Hadoop under Lzo Configuration document reference http://www.tech126.com/hadoop-lzo/

  How to use compression in MapReduce

1. Compression of the input files

If the input files are compressed, they will be automatically decompressed when they are read by MapReduce, depending on the file extension to determine which compression decoder should be used.

Compression of output for 2.MapReduce jobs

If you want to compress the output of a mapreduce job, set the Mapred.output.compress property to true in the job configuration file. Set the Mapred.output.compression.codec property to the class name of the compression codec/decoder that you intend to use.

If you use a series of files for the output, you can set the Mapred.output.compression.type property to control the compression type by default to record, which compresses individual records. If you change it to block, you can compress a set of records. Because it has a better compression ratio, it is recommended to use.

Compression of 3.MAP job output results

Even if the MapReduce application uses non-compressed data to read and write, we can also benefit from the intermediate output of the compressed map phase. Because the output of the map job is written to the disk and transferred over the network to the Reducer node, if you use fast compression such as Lzo, you can get better performance because the amount of data transferred is greatly reduced. The following code shows the configuration properties that enable RNAP output compression and set the compression format.
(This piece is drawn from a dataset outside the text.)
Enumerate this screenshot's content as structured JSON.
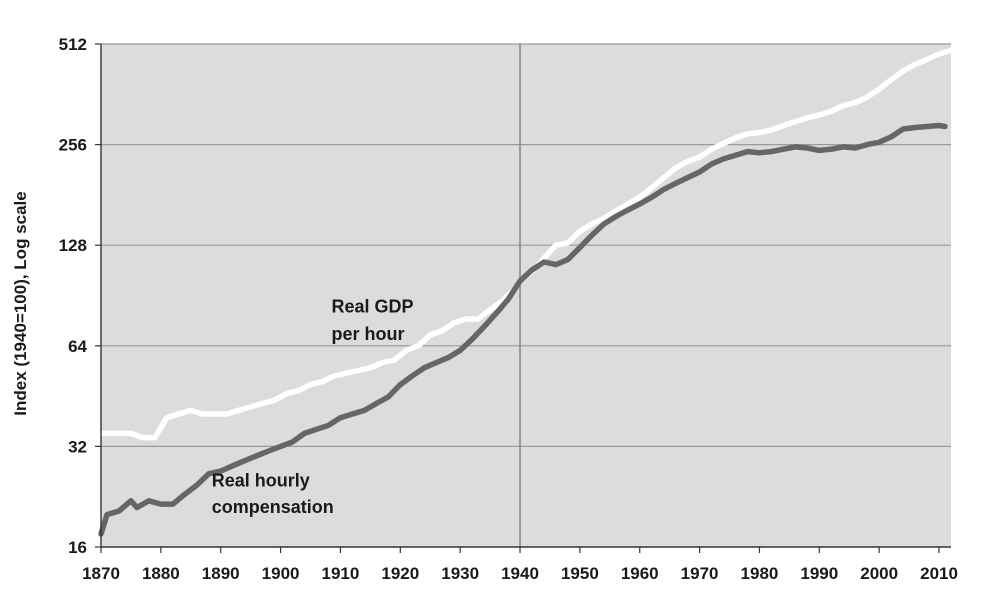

Conf.setcompressmapoutput (TRUE);
Conf.setmapoutputcompressorclass (Gzipcodec.class);

  Local compression Library

With performance in mind, it is best to use a local library (native library) to compress and decompress. For example, in one test, the local gzip compression library was used to reduce the time to 50%, and the compression time was reduced by approximately 10% (compared to the built-in Java implementation). Table 4-4 shows the implementation of each of the compression formats available in Java and on-premises. Well not all formats have local implementations (such as bzip2 compression), while others have only local implementations (such as Lzo).

Compression format Java implementation Local implementation
DEFLATE Is Is
Gzip Is Is
Bzip2 Is Whether
LZO Whether Is

Hadoop has a local compression library of pre-provisioned 32-bit and 64-bit Linux, located in the library/local directory. For other platforms, you need to compile your own library, see the Wikipedia wiki.apache.org/hadoop/nativehadoop for Hadoop.
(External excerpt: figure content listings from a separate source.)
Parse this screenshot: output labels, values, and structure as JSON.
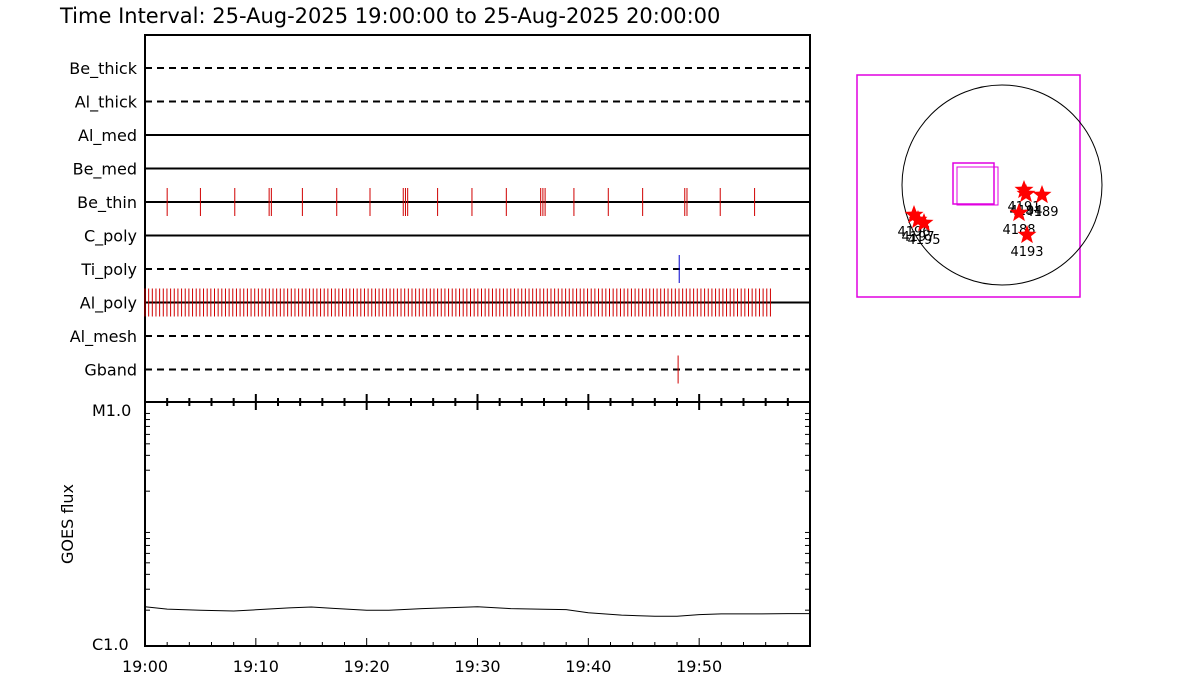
{
  "header": {
    "title": "Time Interval: 25-Aug-2025 19:00:00 to 25-Aug-2025 20:00:00"
  },
  "colors": {
    "event": "#d00000",
    "ti_poly_event": "#0000cc",
    "fov_box": "#e000e0",
    "marker": "#ff0000",
    "axis": "#000000"
  },
  "chart_data": [
    {
      "type": "timeline",
      "x": {
        "start": "19:00",
        "end": "20:00",
        "unit": "minutes",
        "tick_labels": [
          "19:00",
          "19:10",
          "19:20",
          "19:30",
          "19:40",
          "19:50"
        ]
      },
      "channels": [
        {
          "name": "Be_thick",
          "line": "dashed",
          "events": []
        },
        {
          "name": "Al_thick",
          "line": "dashed",
          "events": []
        },
        {
          "name": "Al_med",
          "line": "solid",
          "events": []
        },
        {
          "name": "Be_med",
          "line": "solid",
          "events": []
        },
        {
          "name": "Be_thin",
          "line": "solid",
          "events": [
            2.0,
            5.0,
            8.1,
            11.2,
            11.4,
            14.2,
            17.3,
            20.3,
            23.3,
            23.5,
            23.7,
            26.4,
            29.5,
            32.6,
            35.7,
            35.9,
            36.1,
            38.7,
            41.8,
            44.9,
            48.7,
            48.9,
            51.9,
            55.0
          ]
        },
        {
          "name": "C_poly",
          "line": "solid",
          "events": []
        },
        {
          "name": "Ti_poly",
          "line": "dashed",
          "events": [
            48.2
          ]
        },
        {
          "name": "Al_poly",
          "line": "solid",
          "events": "dense",
          "events_start": 0.0,
          "events_end": 56.7,
          "events_step": 0.33
        },
        {
          "name": "Al_mesh",
          "line": "dashed",
          "events": []
        },
        {
          "name": "Gband",
          "line": "dashed",
          "events": [
            48.1
          ]
        }
      ]
    },
    {
      "type": "line",
      "ylabel": "GOES flux",
      "y_scale": "log",
      "y_tick_labels": [
        "M1.0",
        "C1.0"
      ],
      "ylim": [
        "C1.0",
        "M1.0"
      ],
      "x": [
        0,
        2,
        5,
        8,
        10,
        13,
        15,
        17,
        20,
        22,
        25,
        27,
        30,
        33,
        36,
        38,
        40,
        43,
        46,
        48,
        50,
        52,
        55,
        58,
        60
      ],
      "values_log_fraction": [
        0.165,
        0.155,
        0.15,
        0.147,
        0.152,
        0.16,
        0.164,
        0.158,
        0.15,
        0.15,
        0.157,
        0.16,
        0.165,
        0.157,
        0.154,
        0.153,
        0.14,
        0.13,
        0.125,
        0.125,
        0.132,
        0.135,
        0.135,
        0.136,
        0.136
      ]
    },
    {
      "type": "scatter",
      "title": "",
      "regions": [
        {
          "label": "4191",
          "x": 0.22,
          "y": -0.05
        },
        {
          "label": "4194",
          "x": 0.24,
          "y": -0.09
        },
        {
          "label": "4189",
          "x": 0.4,
          "y": -0.1
        },
        {
          "label": "4188",
          "x": 0.17,
          "y": -0.28
        },
        {
          "label": "4193",
          "x": 0.25,
          "y": -0.5
        },
        {
          "label": "4196",
          "x": -0.88,
          "y": -0.3
        },
        {
          "label": "4197",
          "x": -0.84,
          "y": -0.35
        },
        {
          "label": "4195",
          "x": -0.78,
          "y": -0.38
        }
      ]
    }
  ]
}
The local library is used by the Java System Properties Java.library.path. The Hadoop script is already set up in the Bin directory, but if you don't use the script, you'll need to set the properties in your app.

By default, Hadoop looks for a local library on the platform it runs on and automatically loads if found. This means that you can use a local library without having to change any configuration settings. In some cases, you might want to disable local libraries, such as when debugging a compression-related issue. To do this, set the property hadoop.native.lib to false to ensure that the built-in Java equivalent built-in implementation is used (if they are available).

Hadoop support for compressed files and the advantages and disadvantages of algorithms

Contact Us

The content source of this page is from Internet, which doesn't represent Alibaba Cloud's opinion; products and services mentioned on that page don't have any relationship with Alibaba Cloud. If the content of the page makes you feel confusing, please write us an email, we will handle the problem within 5 days after receiving your email.

If you find any instances of plagiarism from the community, please send an email to: info-contact@alibabacloud.com and provide relevant evidence. A staff member will contact you within 5 working days.

A Free Trial That Lets You Build Big!

Start building with 50+ products and up to 12 months usage for Elastic Compute Service

  • Sales Support

    1 on 1 presale consultation

  • After-Sales Support

    24/7 Technical Support 6 Free Tickets per Quarter Faster Response

  • Alibaba Cloud offers highly flexible support services tailored to meet your exact needs.